María Eugenia Vidal has officially declared her candidacy for the post of deputy in the city of Buenos Aires, saying she wants to “defend the Argentines from the abuse of power”.
Speaking at an event in Palermo last weekend, the governor of the province of Buenos Aires confirmed that she would run for Congress in the capital, formalizing her stint from the district she ruled between 2015 and 2019.
Presenting her case, the 47-year-old accused Kirchnerism of offering “more storytelling than answers” to the problems.
Accepting and launching her candidacy, Vidal said that in addition to “defending Argentines from abuse of power and improvisation”, she also wanted to go to Congress for the opposition coalition to “build again. the word future “.
“Juntos por el Cambio can be broad and diverse but we are all united behind the same values that have brought us here and the same convictions to continue to defend the people but also to have learned new lessons”, declared the person in charge of the party PRO.

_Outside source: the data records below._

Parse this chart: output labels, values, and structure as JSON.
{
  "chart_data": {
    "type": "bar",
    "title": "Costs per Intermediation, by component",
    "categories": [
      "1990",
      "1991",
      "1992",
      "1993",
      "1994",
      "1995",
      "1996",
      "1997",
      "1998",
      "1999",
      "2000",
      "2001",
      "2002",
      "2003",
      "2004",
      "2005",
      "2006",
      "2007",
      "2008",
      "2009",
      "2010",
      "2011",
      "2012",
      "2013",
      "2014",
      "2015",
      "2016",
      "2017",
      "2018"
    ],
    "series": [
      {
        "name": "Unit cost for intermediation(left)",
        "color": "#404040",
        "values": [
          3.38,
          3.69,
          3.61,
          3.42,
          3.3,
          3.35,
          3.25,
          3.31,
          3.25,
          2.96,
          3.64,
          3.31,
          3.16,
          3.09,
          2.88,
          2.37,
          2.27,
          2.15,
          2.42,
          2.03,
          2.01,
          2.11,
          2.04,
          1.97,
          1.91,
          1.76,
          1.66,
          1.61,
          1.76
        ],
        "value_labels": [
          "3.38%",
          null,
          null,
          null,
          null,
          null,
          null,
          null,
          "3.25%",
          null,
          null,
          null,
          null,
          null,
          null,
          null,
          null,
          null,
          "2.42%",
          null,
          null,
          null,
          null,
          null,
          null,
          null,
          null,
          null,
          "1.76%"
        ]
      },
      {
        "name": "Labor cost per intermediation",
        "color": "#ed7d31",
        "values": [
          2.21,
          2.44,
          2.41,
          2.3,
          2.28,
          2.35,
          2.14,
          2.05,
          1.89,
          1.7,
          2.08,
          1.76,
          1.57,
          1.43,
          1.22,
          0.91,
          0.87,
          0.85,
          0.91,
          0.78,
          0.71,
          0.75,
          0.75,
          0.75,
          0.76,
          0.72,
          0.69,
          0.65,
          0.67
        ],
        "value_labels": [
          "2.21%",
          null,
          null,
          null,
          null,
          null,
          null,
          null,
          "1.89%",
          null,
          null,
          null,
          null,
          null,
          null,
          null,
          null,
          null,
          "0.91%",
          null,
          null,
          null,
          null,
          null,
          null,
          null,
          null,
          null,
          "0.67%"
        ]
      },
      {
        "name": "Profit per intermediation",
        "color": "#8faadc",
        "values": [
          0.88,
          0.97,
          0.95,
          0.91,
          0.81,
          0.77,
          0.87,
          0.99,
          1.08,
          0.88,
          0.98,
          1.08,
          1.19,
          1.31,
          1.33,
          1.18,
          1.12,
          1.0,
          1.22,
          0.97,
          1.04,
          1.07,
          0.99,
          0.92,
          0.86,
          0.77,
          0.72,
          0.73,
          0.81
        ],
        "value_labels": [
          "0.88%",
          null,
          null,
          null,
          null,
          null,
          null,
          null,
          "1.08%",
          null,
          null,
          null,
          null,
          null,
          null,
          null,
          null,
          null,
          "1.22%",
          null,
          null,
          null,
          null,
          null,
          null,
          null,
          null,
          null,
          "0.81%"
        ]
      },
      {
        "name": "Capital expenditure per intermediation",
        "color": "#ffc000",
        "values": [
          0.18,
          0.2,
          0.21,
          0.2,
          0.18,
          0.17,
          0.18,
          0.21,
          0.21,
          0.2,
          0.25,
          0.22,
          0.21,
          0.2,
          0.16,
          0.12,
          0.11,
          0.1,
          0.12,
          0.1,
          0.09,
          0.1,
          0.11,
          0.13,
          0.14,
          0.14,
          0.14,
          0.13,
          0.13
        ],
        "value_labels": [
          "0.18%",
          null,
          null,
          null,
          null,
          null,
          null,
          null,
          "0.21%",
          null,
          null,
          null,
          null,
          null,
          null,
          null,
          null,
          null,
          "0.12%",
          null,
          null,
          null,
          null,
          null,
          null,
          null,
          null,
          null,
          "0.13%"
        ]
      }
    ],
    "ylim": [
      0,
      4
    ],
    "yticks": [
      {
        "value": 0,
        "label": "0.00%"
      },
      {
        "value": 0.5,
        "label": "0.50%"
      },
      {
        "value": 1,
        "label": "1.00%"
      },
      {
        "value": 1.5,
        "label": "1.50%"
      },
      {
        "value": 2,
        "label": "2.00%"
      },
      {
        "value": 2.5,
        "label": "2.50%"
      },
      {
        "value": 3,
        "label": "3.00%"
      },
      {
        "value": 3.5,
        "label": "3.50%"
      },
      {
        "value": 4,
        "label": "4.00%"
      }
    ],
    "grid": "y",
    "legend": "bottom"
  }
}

Although identified with a moderate wing at odds with the more hawkish line represented by Mauricio Macri, Vidal went out of his way to congratulate the former president in his speech, declaring: “He started this path as a statesman who is today [mainly] in the city and this is the state we want for all of Argentina. “
“In this election, the future of Argentines is at stake. I want to be a deputy to raise my voice when they advance against our freedoms, our democracy, our Constitution and our values”, commented the ex-governor, adding: “I never speculated or researched further.
The PRO executive also sought to explain her decision to run in the City, rather than her old district.
“I am not competing in the province of Buenos Aires because I want others to grow there. My commitment and respect for this province will never change. When this election is over, it will be championed by many other leaders, except me.”
Vidal was accompanied at the rally by Patricia Bullrich, who chairs the PRO party, city mayor Horacio Rodríguez Larreta, senator Martín Lousteau and Coalición Cívica-ARI leader Maximiliano Ferraro, among other prominent figures from Juntos por el Cambio based in the federal capital.
For some analysts, the rally was seen as a photo op to show a united Juntos por el Cambio in the city, after sparks forced Bullrich to step down from his mid-term candidacy.
“It reflects the unity that we have in this City. We do not all think in the same way but we have values that unite us. We discuss public policy and that enriches it”, said Rodríguez Larreta, stressing that the opposition coalition has “the vocation to keep adding other perspectives.”
The mayor of the city also paid tribute to Bullrich’s “grand gesture” by abandoning the electoral race in the city.
“There is something that should not be overlooked – this is the first time since 1983 that we have managed to maintain opposition to a united Peronist government while defending the institutions,” Rodríguez Larreta stressed, adding. “The grita The breakup was good business for the politicians but unnecessary for the people. I am convinced that we will have a great national election with these values. “
For his part, Bullrich placed the country “at a turning point between a decadent past and a thirst for progress”, adding: “This turning point imposes a huge responsibility on us because we have been chosen as an alternative”.
“This list of [candidates for] national deputy has two fundamental elements: the republican resistance, like our [Congress] the caucus showed and pressed the accelerator towards hope and protection of a country with more private than public employment where the law prevails and which is tough on endemic crime, and which turns into social plans to give families a life project and progress instead, “she said, predicting:” We will have a great election because the people hope to return to progress.
Finally, Lousteau called for building “a larger and better Juntos por el Cambio with new voices and more management capabilities. We are working to provide the best electoral options everywhere.”